Seu currículo é vasto e a coleção de prêmios o distingue de maneira a comprometer minhas “velhas opiniões formadas”. Constatando isto, pensei em escrever sobre você, mas a cada passo sentia-me mais perturbado com seu talento e com meu desconhecimento. Claro, fui aos seus filmes e, confesso, o feitiço de suas soluções fílmicas me encantava mais e mais. Sem dar conta de tudo, alguns resultados cativaram, em especial os curta: “Distraída para a morte” (2001), “Carolina” (2003), Narciso Rap (2005), “Jonas só mais um” (2007). Cheguei aos seus quatro longas já como admirador, e me extasiei com a realização do “Bróder”, selecionado para o Festival de Gramado de 2011 (Prêmio do Cinema Brasileiro). “Amuleto”, de 2015, me entreteve pela tensão narrativa e pela absorção da mitologia de Floripa. “Correndo atrás” emocionou, me enchendo de ternura e até por permitir entender sua ligação com o futebol – não me escapou saber que fora centroavante do Esporte Clube Taubaté.
Apendi que também atuou em projetos para a televisão como “Vinte poucos anos”, “Tudo de Bom”, “Popstars” e “Central da periferia”, exibidos pela TV Globo. Devo dizer que desse conjunto o mais revelador foi sua produção para adolescentes, como os episódios da série “Pedro & Bianca”, ganhador do Emmy no 2º Emmy Kids Awards e do Prix Jeunesse Iberoamericano.
Acabo de ver seu recente “Doutor Gama” e estou ainda impactado. Embora quisesse assisti-lo como público, o olhar de historiador me traiu. E foi assim que me investi para medir detalhes de sua articulação narrativa. Parabéns: temas históricos pertinentes - em particular o vínculo da escravidão com o programa republicano - e nele, o protagonismo abolicionista do poeta Luiz Gama. De igual força, a abordagem do ilustre defensor de escravizados com seu mentor e futuro desafeto Furtado de Mendonça, nossa que cenas arrebatadoras. E nem o romance familiar lhe escapou. Parabéns, Jefferson o filme é uma beleza, com excelentes interpretações e cenários convincentes, um divisor de águas não apenas como cinema negro.

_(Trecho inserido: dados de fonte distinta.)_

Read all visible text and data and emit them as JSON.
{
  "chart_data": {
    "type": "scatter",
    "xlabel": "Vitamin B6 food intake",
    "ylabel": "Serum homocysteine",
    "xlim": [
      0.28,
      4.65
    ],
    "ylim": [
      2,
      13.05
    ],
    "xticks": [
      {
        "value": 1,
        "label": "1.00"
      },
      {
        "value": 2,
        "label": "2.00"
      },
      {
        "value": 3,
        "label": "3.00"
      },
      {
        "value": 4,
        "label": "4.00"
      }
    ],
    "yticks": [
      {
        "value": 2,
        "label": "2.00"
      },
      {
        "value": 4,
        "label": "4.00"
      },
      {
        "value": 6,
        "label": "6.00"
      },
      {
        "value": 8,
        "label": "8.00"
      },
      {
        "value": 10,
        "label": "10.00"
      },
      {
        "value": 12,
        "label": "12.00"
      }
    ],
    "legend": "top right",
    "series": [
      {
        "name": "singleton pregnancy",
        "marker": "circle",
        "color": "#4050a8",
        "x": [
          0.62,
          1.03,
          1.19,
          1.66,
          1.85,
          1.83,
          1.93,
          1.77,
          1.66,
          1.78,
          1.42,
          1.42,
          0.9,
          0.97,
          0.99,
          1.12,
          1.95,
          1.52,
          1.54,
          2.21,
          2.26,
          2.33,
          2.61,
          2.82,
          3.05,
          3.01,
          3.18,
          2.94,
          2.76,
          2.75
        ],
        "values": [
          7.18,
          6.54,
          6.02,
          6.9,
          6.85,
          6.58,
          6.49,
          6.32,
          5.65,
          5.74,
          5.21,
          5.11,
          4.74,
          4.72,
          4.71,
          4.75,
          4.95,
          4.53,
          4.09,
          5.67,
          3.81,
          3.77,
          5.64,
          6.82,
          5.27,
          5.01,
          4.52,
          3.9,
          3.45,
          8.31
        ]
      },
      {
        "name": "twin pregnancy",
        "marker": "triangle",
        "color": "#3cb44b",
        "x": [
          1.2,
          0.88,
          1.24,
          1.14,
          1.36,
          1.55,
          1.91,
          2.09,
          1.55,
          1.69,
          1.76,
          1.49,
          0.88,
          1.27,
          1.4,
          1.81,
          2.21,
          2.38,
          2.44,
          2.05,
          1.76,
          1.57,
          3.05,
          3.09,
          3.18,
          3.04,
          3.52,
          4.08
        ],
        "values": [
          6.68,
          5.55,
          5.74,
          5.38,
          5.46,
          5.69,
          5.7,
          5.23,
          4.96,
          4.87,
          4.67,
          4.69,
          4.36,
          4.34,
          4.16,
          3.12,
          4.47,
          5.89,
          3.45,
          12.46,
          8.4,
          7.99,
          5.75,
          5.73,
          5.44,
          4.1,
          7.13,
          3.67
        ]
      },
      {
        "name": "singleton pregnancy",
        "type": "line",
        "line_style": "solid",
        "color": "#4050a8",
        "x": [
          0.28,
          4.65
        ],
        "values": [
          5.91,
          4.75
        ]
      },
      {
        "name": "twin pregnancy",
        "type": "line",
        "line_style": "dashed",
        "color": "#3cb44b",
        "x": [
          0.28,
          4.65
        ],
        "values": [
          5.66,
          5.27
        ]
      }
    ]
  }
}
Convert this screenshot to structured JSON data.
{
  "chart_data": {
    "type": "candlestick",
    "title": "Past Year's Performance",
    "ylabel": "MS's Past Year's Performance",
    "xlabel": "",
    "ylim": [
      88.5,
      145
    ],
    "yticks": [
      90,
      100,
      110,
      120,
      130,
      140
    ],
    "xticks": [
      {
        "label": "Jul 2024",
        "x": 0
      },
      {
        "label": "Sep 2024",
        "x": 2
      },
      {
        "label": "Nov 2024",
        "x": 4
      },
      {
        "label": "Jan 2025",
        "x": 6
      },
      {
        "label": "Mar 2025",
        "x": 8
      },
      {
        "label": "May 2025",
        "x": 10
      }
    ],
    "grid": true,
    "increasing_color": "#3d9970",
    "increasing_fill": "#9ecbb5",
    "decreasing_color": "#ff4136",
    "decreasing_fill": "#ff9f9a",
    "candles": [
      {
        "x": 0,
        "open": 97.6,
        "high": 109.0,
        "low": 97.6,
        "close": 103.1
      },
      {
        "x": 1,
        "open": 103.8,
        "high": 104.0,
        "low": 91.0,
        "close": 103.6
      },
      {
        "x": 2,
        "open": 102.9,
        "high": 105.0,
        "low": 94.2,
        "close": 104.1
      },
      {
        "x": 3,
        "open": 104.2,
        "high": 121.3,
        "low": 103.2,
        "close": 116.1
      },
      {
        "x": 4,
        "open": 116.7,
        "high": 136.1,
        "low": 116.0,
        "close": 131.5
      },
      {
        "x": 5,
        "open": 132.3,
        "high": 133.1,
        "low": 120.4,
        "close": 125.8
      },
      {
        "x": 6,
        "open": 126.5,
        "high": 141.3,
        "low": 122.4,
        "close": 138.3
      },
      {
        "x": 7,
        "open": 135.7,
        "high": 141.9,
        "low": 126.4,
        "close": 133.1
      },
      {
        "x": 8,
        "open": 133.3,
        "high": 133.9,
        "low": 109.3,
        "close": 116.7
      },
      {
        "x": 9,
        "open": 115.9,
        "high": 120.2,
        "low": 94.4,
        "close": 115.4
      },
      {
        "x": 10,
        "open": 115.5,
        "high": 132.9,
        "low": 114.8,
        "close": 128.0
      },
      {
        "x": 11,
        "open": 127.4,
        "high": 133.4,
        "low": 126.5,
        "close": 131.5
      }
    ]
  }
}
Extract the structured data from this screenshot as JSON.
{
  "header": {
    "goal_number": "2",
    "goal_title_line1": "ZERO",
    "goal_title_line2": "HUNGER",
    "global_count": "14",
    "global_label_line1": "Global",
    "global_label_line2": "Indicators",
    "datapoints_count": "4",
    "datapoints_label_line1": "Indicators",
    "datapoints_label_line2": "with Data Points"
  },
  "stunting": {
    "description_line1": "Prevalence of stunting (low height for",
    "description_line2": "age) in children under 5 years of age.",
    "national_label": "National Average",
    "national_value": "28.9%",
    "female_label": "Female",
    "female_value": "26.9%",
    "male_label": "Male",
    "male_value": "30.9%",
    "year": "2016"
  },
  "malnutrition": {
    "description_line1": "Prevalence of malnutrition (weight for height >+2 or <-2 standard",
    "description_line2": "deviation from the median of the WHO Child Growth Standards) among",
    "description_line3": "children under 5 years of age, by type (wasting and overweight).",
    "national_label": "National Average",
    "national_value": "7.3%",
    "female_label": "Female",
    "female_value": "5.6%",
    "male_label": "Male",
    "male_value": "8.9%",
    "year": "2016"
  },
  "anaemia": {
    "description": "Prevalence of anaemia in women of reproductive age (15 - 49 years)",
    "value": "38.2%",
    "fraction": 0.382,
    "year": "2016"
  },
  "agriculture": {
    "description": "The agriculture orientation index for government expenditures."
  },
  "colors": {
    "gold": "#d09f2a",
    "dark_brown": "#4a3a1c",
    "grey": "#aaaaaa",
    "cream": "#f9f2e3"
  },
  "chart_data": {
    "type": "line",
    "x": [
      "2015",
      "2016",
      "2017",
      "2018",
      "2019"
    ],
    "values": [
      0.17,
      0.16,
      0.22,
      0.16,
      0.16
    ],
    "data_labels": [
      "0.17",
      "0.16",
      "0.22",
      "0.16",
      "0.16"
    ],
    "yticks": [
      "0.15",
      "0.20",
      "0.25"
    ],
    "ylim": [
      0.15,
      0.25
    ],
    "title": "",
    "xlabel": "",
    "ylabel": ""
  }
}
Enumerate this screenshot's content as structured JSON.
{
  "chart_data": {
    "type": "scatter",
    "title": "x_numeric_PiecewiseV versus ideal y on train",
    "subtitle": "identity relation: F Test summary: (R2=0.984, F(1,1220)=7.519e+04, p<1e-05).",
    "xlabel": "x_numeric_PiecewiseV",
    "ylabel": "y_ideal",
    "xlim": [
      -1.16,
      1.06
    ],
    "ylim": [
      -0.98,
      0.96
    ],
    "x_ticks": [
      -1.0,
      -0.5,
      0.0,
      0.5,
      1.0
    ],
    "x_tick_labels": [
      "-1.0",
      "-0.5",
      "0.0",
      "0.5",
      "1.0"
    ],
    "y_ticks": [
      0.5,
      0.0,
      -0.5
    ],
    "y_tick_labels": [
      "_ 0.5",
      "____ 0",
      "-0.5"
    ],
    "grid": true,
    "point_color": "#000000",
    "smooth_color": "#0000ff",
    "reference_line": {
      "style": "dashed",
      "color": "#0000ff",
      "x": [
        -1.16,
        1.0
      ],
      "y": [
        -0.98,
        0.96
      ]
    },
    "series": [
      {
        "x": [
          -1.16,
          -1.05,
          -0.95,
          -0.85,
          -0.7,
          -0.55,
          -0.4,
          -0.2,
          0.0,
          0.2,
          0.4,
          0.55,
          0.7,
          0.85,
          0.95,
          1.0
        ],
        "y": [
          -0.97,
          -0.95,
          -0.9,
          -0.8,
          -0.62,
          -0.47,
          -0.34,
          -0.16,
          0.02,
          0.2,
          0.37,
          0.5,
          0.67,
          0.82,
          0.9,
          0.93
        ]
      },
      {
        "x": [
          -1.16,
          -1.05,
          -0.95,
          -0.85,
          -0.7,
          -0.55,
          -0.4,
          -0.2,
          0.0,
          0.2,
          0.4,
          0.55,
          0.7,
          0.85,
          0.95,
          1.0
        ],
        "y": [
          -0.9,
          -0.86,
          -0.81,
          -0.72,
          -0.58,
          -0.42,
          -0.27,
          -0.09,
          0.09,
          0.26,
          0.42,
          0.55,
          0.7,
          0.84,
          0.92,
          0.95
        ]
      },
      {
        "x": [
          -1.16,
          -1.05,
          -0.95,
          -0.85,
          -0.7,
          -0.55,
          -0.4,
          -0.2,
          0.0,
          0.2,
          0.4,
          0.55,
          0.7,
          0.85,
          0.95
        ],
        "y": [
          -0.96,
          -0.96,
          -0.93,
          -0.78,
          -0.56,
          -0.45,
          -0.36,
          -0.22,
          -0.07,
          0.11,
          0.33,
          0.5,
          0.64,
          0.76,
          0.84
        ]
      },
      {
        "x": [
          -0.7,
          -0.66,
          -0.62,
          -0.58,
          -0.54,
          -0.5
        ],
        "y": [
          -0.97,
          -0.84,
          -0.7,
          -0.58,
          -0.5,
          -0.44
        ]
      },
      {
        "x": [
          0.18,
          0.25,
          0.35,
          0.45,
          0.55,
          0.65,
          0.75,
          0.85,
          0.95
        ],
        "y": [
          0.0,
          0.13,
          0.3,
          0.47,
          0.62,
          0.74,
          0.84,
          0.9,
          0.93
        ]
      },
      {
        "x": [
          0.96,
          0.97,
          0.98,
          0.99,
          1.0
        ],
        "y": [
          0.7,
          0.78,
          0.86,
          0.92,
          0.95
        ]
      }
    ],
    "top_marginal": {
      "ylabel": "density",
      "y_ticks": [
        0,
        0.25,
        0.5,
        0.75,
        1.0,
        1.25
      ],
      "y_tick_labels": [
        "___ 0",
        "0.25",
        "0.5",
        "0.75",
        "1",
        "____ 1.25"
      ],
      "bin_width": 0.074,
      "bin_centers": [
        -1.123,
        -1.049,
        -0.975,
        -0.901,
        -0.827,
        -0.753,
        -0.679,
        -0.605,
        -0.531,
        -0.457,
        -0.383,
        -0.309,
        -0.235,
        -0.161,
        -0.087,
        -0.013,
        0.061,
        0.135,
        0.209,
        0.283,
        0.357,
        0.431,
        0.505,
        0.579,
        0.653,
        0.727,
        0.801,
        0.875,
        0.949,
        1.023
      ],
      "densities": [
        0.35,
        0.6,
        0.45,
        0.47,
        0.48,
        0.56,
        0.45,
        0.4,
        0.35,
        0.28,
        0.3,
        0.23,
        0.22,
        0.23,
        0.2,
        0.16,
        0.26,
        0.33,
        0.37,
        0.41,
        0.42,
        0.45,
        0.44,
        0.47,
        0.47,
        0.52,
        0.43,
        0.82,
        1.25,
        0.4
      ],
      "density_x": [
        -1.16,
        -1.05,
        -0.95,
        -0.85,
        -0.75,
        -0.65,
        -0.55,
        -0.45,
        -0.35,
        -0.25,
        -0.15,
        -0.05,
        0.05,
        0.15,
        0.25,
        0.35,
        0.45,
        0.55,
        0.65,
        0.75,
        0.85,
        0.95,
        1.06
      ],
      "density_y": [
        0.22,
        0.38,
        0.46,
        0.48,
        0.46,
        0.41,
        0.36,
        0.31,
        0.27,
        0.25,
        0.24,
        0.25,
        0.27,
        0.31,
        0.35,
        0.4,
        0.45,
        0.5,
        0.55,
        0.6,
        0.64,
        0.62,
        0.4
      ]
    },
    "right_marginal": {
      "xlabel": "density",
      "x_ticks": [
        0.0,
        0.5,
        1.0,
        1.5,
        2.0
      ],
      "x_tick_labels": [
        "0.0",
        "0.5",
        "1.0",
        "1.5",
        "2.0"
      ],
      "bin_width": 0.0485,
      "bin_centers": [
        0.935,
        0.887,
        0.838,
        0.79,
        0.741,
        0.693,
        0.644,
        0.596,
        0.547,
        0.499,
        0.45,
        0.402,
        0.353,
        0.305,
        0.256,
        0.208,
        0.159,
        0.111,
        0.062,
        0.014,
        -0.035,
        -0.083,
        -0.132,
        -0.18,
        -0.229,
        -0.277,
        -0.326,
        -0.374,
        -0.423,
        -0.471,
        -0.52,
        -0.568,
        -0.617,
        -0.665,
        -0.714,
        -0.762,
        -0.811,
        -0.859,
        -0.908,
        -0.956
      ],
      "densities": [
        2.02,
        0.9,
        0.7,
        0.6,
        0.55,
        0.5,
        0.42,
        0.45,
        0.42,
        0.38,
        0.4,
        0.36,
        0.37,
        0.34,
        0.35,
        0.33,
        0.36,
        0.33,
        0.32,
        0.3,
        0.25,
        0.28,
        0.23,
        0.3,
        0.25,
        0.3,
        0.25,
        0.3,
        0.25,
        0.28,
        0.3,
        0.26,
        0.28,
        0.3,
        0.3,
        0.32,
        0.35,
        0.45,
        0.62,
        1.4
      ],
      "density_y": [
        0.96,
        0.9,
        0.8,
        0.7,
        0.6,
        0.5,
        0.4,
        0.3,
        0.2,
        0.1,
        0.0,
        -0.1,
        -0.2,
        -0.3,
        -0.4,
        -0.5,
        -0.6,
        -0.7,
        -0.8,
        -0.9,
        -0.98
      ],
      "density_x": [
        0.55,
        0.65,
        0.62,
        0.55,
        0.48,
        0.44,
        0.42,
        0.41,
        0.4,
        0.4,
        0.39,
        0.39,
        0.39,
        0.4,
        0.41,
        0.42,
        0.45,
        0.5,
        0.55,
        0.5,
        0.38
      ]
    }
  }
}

Ao longo de tanta produção, quis saber, meu caro Jefferson, de alguns detalhes que fogem dos filmes, e me encantei com a leitura do seu atrevido manifesto “Dogma Feijoada” texto pelo qual você parodia o sagrado “Dogma 95”, traduzindo para o cinema nacional negro as sugestões dos mestres Thomas Vinterberg e Lars Von Trier. E que ironia a sua ao apresentar as sete regras para a superação dos limites: direção, atores, temas, roteiros, custo, abordagens cotidianas e cronograma, tudo preto e possível. Tudo discutindo o Brasil. Tudo feito com muita teoria e intenção. Tudo tão tudo! Uma aula de economia e função cinematográficas. Em síntese, você é uma provocação à cultura brasileira que quer se “desoficializar”.
Optei por escrever-lhe uma carta aberta pois acho que tenho um endereço maior e que vai além de uma saudação pessoal. E, então, me pergunto por que você não faz milagre em terra própria? Sei de um esforço empreendido pela equipe de Pedro Rubim, mas só isso. Pouco, né?! Mas assim é que encontro uma resposta que faz sentido no seu desempenho não transparecido na terrinha. O programa de minha geração, de homem, branco, classe média, não deixava reconhecer o protagonismo de negros que, afinal, não pertenciam a mesma condição. Reconhecê-lo agora por sua obra me faz perceber a gravidade consequente da imagem refletida no espelho da desigualdade. E em Taubaté isto é dilatado por um entranhado conservadorismo classista.
Seu protesto no nome assumido Jefferson “de”, ao tirar o “de Resende”, referência ao senhor que escravizou seus antepassados escravizados, me permite uma sugestão: desculpe-nos, seus conterrâneos estruturalmente ingratos, e permita-nos chamá-lo Jefferson de Taubaté.
Receba meu abraço reconhecido.
José Carlos Sebe Bom Meihy, ou se preferir: professor Sebe de Taubaté.